I reject plaintiff’s first argument that the clause does not apply in the case of a breach of the agreement because that would render it meaningless. The plain language of the clause states in the event the parties’ relationship ceases neither side will be entitled to lost profits. The plaintiff argues that the clause was intended only to make lost profits unavailable when the contract is terminated according to its terms. What the plaintiff’s interpretation overlooks is that if the contract were terminated according to its terms, there would be no breach of contract. If there is no breach, there is no right to recover and if there is no right to recover, there is no exposure to limit. Plaintiff’s interpretation reads the clause as simply stating the obvious, that is, if there is no breach, then there is no recovery. This defies common sense as well as the rules of contract interpretation. See 4 S. Williston, Contracts § 601, at 310 '(3d ed. W. Jaeger 1961) (contracts should be construed so that no terms are rendered meaningless).
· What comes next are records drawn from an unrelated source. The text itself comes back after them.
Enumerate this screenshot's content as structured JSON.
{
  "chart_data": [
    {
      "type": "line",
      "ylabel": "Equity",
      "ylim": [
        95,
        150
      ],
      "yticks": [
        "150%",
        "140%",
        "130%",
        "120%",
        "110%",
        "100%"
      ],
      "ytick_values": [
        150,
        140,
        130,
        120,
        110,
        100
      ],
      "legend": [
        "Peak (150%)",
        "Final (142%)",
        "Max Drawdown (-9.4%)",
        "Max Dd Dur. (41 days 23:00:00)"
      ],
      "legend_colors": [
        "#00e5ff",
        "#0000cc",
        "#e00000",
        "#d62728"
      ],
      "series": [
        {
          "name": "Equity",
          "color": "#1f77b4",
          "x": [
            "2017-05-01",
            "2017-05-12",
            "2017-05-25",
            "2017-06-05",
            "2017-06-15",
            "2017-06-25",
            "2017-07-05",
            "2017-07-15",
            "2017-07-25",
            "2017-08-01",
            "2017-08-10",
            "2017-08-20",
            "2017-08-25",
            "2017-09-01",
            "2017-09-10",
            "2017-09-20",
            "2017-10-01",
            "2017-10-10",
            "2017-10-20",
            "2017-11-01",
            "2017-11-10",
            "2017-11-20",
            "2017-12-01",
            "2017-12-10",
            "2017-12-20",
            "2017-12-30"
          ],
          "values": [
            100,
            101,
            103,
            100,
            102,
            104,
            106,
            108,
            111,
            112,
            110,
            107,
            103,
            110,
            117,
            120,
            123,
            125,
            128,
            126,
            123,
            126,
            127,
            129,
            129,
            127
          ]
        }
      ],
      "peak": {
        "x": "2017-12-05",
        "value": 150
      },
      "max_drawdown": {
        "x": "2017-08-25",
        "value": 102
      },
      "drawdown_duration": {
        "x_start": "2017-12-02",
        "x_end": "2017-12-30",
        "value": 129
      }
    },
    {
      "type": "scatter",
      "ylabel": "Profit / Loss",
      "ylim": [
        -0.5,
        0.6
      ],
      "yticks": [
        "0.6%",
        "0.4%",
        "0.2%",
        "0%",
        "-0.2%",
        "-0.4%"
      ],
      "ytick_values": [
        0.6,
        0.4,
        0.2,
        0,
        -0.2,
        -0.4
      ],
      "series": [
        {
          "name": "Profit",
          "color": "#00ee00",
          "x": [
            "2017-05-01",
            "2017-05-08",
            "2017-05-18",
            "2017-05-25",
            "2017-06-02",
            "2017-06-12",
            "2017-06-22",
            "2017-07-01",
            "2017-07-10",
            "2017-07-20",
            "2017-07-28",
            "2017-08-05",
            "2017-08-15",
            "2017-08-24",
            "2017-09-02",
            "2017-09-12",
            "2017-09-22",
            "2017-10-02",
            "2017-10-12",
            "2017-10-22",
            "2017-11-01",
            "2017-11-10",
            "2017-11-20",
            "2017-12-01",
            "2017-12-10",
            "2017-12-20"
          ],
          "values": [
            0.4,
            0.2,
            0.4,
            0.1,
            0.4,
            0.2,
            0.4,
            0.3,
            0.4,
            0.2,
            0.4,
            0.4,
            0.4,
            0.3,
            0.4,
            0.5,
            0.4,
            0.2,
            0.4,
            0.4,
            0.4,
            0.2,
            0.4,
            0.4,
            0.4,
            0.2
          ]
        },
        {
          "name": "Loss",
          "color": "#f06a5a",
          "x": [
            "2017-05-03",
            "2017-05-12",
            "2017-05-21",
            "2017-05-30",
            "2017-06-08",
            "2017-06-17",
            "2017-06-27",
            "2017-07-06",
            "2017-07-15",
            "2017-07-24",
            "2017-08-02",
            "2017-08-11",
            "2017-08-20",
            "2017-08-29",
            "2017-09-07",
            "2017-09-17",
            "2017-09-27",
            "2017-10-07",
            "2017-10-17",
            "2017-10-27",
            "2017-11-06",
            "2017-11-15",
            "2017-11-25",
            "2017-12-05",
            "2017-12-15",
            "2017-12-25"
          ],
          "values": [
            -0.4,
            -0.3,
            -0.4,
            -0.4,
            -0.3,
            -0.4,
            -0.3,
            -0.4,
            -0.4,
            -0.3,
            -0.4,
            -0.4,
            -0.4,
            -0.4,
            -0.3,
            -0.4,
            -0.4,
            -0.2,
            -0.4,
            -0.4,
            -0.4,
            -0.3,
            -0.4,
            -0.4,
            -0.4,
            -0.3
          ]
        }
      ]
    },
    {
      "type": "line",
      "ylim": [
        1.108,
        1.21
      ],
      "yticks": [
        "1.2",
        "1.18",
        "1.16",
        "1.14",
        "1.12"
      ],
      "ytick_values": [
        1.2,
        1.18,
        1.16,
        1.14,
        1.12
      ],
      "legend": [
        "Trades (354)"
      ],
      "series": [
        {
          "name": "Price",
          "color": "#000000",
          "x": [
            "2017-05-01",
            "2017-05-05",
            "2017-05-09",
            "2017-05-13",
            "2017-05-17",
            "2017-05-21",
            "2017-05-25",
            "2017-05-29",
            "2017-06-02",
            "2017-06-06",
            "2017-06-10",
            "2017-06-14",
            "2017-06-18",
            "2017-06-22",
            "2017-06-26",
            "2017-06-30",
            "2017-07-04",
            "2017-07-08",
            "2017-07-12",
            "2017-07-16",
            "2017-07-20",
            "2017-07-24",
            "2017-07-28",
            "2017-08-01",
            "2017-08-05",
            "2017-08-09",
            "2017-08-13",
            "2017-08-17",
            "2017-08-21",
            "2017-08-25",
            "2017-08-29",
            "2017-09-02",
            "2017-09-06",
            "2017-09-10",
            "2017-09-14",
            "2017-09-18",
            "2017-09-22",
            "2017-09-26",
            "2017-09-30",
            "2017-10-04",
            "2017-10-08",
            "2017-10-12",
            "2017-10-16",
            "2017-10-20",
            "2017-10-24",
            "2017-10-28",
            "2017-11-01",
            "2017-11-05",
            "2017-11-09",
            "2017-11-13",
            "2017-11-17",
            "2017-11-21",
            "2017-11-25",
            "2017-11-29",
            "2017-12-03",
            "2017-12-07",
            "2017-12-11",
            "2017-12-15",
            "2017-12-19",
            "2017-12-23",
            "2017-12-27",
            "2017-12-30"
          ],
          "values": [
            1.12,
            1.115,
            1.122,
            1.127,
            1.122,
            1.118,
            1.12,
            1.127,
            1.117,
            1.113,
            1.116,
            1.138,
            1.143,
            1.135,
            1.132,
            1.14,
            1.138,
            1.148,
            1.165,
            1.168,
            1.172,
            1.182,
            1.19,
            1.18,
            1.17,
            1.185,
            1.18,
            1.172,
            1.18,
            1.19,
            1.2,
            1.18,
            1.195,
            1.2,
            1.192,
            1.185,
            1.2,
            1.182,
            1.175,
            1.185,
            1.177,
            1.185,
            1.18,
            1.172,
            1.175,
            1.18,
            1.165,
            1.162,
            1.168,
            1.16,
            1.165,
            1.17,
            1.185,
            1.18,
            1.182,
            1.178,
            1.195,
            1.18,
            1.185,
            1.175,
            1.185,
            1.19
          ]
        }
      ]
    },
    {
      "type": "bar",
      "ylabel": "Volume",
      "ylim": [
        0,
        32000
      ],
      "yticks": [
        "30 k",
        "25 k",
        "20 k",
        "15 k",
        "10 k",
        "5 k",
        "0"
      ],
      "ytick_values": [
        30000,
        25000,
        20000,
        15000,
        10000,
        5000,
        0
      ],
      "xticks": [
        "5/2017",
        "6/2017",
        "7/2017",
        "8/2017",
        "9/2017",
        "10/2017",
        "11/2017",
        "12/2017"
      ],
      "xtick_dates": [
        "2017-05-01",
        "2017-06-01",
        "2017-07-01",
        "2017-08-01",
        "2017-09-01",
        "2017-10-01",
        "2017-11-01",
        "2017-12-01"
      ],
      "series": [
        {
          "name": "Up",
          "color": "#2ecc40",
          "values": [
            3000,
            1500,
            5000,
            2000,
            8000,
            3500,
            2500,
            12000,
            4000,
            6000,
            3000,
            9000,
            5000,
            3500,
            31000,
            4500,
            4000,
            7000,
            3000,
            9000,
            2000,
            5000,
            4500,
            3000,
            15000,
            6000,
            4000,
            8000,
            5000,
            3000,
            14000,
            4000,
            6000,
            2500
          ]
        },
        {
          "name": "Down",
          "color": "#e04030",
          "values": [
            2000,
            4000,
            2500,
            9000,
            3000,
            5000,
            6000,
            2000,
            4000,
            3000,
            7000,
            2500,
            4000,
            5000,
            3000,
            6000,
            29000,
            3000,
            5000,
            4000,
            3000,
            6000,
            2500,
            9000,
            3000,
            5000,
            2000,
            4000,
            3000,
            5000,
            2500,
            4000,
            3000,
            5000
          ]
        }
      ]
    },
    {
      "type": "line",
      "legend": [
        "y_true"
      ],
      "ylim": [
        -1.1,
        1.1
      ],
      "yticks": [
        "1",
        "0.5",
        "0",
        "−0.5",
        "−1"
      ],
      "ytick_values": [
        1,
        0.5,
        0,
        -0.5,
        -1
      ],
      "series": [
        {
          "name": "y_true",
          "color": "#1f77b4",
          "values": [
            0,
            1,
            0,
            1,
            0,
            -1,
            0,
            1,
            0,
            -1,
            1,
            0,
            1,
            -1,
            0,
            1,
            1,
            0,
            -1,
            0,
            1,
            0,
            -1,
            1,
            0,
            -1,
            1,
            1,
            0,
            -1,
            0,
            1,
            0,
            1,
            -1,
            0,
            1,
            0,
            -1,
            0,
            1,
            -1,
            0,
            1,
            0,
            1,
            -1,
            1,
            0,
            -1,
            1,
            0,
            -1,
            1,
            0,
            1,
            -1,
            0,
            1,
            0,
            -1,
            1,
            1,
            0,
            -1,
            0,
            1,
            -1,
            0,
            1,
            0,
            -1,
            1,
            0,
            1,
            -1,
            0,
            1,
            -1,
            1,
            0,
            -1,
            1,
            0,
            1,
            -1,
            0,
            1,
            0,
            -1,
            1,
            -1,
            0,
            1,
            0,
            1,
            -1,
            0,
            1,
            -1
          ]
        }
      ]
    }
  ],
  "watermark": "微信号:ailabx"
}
Plaintiff’s second argument, that the termination was wrongful and this renders the limitation clause unenforceable, is similarly flawed. The question of whether the termination was wrongful depends upon events surrounding the notice of termination and the events which the parties contend precipitated the notice. Those facts are irrelevant to a determination of whether the limitations clause is unenforceable because it is unconscionable. The issue of unconscionability is to be determined as of the date the contract was made.
See Phillips Machinery Co. v. LeBlond, Inc.,
Notes
. The first limitation of liability clause provided: “If no new Agreement is entered into, neither party is entitled to any compensation or reimbursement for loss of prospective profits, anticipated sales or other losses occasioned by the termination of the relationship, except as provided in this Agreement.” Affidavit of Schuett, supra.